Are Non-Polarized Caps (in speaker crossovers) Electrolytics?
On Tuesday, 16 May 2017 16:00:11 UTC+1, wrote:
On Tuesday, May 16, 2017 at 10:45:59 AM UTC-4, tabby wrote:
What failure mode are you proposing?
Pick one:
a) Overheating.
I'm not seeing why resistances at least as large would overheat. It's only to replace 3 watters.
b) Corrosion at the solder/crimp joints. Nichrome does not solder well.
There's nichrome, constantan, stainless steel, manganin. FWIW. Constantan solders well.
c) Mechanical damage or/due to poor connections. Those materials introduce a 'technique' issue that inevitably leads to failures.
It seems you have more experience than I do on this. I just know that crimped red hot heating elements run happily for decades before dying. And I presumed at much lower temps they'd be much happier.
d) Excessive variability between speakers.
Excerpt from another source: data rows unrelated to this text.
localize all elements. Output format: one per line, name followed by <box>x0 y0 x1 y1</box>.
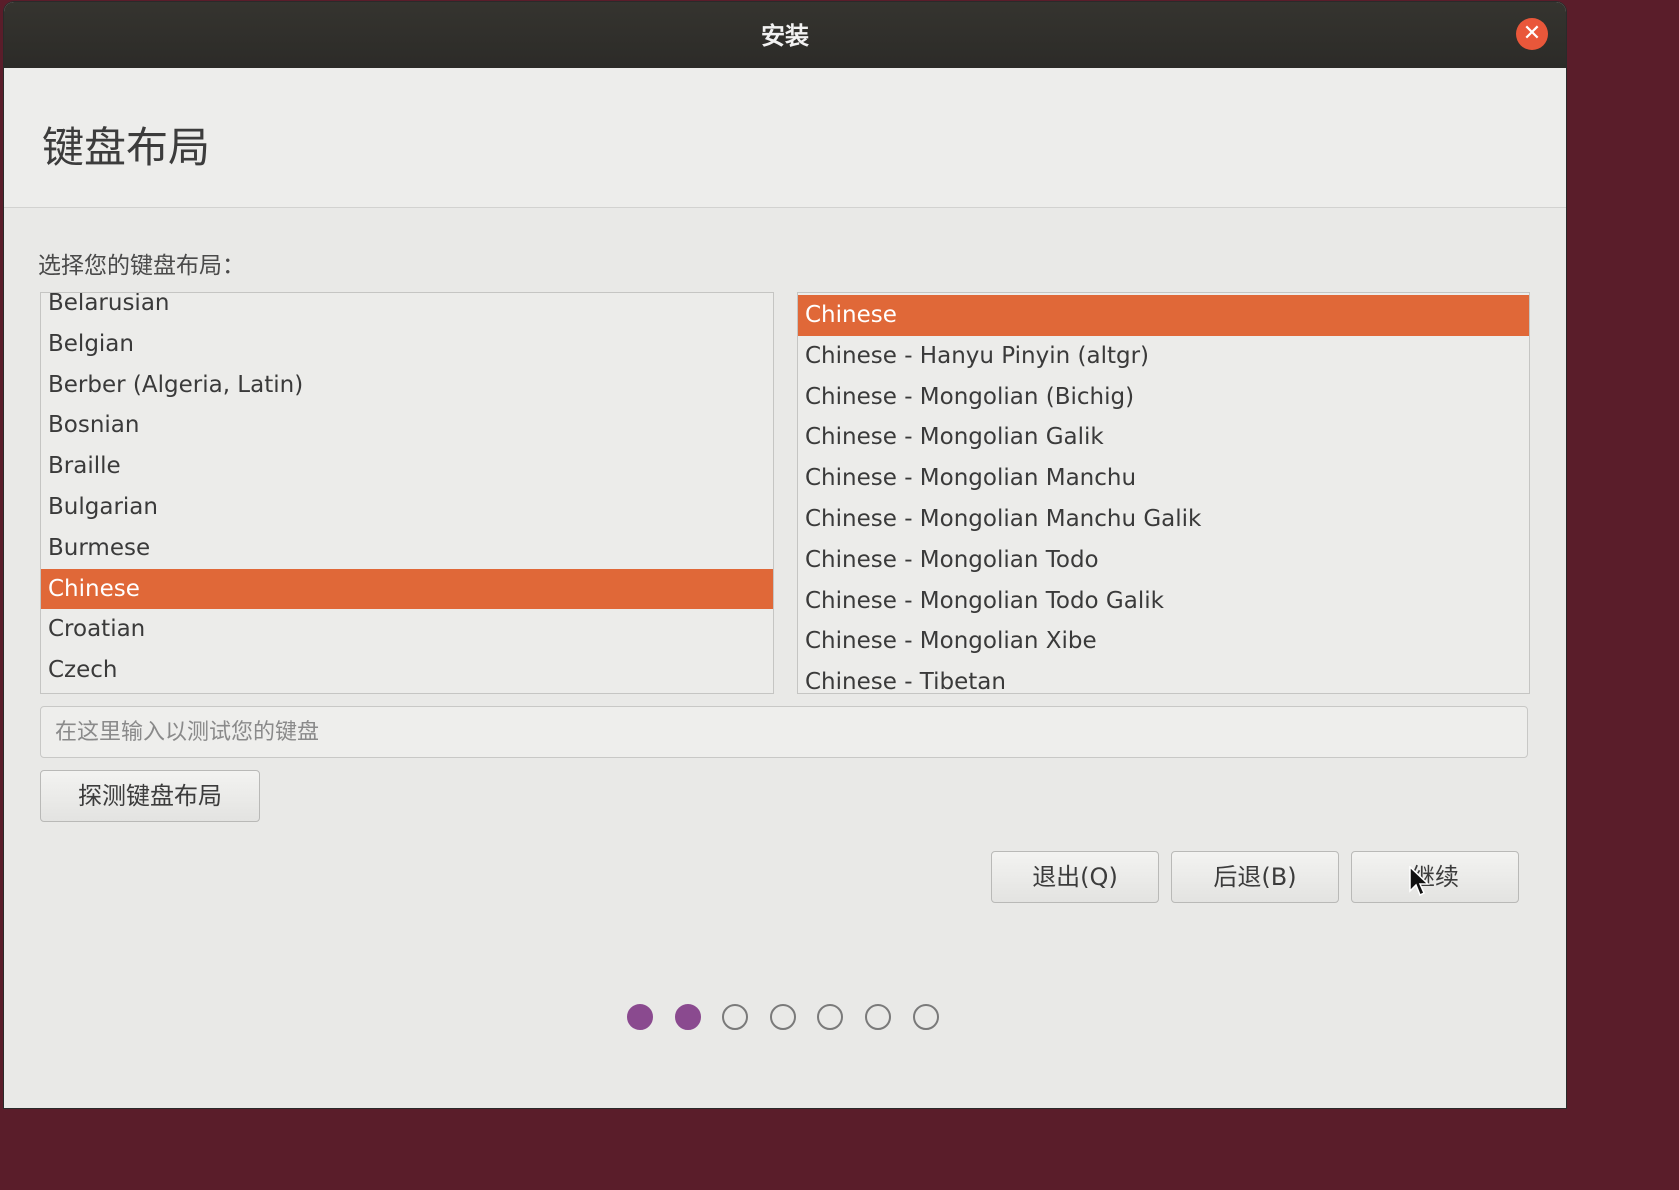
detect-layout-button[interactable]: 探测键盘布局 <box>40 770 260 822</box>
layout-list-item[interactable]: Belarusian <box>41 293 773 324</box>
progress-dot <box>627 1004 653 1030</box>
variant-list-item[interactable]: Chinese - Hanyu Pinyin (altgr) <box>798 336 1529 377</box>
variant-list-item[interactable]: Chinese - Mongolian (Bichig) <box>798 377 1529 418</box>
keyboard-layout-list[interactable]: Belarusian Belgian Berber (Algeria, Latin)… <box>40 292 774 694</box>
close-button[interactable]: ✕ <box>1516 18 1548 50</box>
window-title: 安装 <box>761 22 809 50</box>
quit-button[interactable]: 退出(Q) <box>991 851 1159 903</box>
variant-list-item[interactable]: Chinese - Mongolian Todo Galik <box>798 581 1529 622</box>
layout-list-item[interactable]: Croatian <box>41 609 773 650</box>
variant-list-item[interactable]: Chinese - Mongolian Xibe <box>798 621 1529 662</box>
page-title: 键盘布局 <box>42 123 211 172</box>
mouse-pointer-icon <box>1409 866 1430 897</box>
layout-list-item[interactable]: Czech <box>41 650 773 691</box>
variant-list-item[interactable]: Chinese - Tibetan <box>798 662 1529 693</box>
variant-list-item[interactable]: Chinese <box>798 295 1529 336</box>
page-header: 键盘布局 <box>4 68 1566 208</box>
variant-list-item[interactable]: Chinese - Mongolian Galik <box>798 417 1529 458</box>
installer-window: 安装 ✕ 键盘布局 选择您的键盘布局： Belarusian Belgian Ber… <box>4 2 1566 1108</box>
progress-dot <box>817 1004 844 1030</box>
layout-prompt: 选择您的键盘布局： <box>38 253 245 279</box>
variant-list-item[interactable]: Chinese - Mongolian Todo <box>798 540 1529 581</box>
progress-dot <box>769 1004 796 1030</box>
layout-list-item[interactable]: Belgian <box>41 324 773 365</box>
layout-list-item[interactable]: Burmese <box>41 528 773 569</box>
back-button[interactable]: 后退(B) <box>1171 851 1339 903</box>
keyboard-variant-list[interactable]: Chinese Chinese - Hanyu Pinyin (altgr) Chi… <box>797 292 1530 694</box>
keyboard-test-input[interactable] <box>40 706 1528 758</box>
layout-list-item[interactable]: Bulgarian <box>41 487 773 528</box>
progress-dot <box>912 1004 939 1030</box>
layout-list-item[interactable]: Braille <box>41 446 773 487</box>
variant-list-item[interactable]: Chinese - Mongolian Manchu Galik <box>798 499 1529 540</box>
progress-dot <box>674 1004 701 1030</box>
variant-list-item[interactable]: Chinese - Mongolian Manchu <box>798 458 1529 499</box>
layout-list-item[interactable]: Bosnian <box>41 405 773 446</box>
close-icon: ✕ <box>1522 21 1542 46</box>
progress-dot <box>722 1004 749 1030</box>
title-bar: 安装 ✕ <box>4 2 1566 68</box>
continue-button[interactable]: 继续 <box>1351 851 1519 903</box>
layout-list-item[interactable]: Chinese <box>41 568 773 610</box>
layout-list-item[interactable]: Berber (Algeria, Latin) <box>41 365 773 406</box>
progress-dot <box>865 1004 891 1030</box>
Resistors are a manufactured item that can be used without much thought. Each piece of nichrome would have to be measured and cut - by someone. And then, not mixed up one-to-another as they would be difficult to label individually.
you think these are problems?
These speakers did undertake a sea voyage from Denmark to wherever, so damp salty air would be a passing thought as well.
yes. OTOH they're inside a closed cabinet.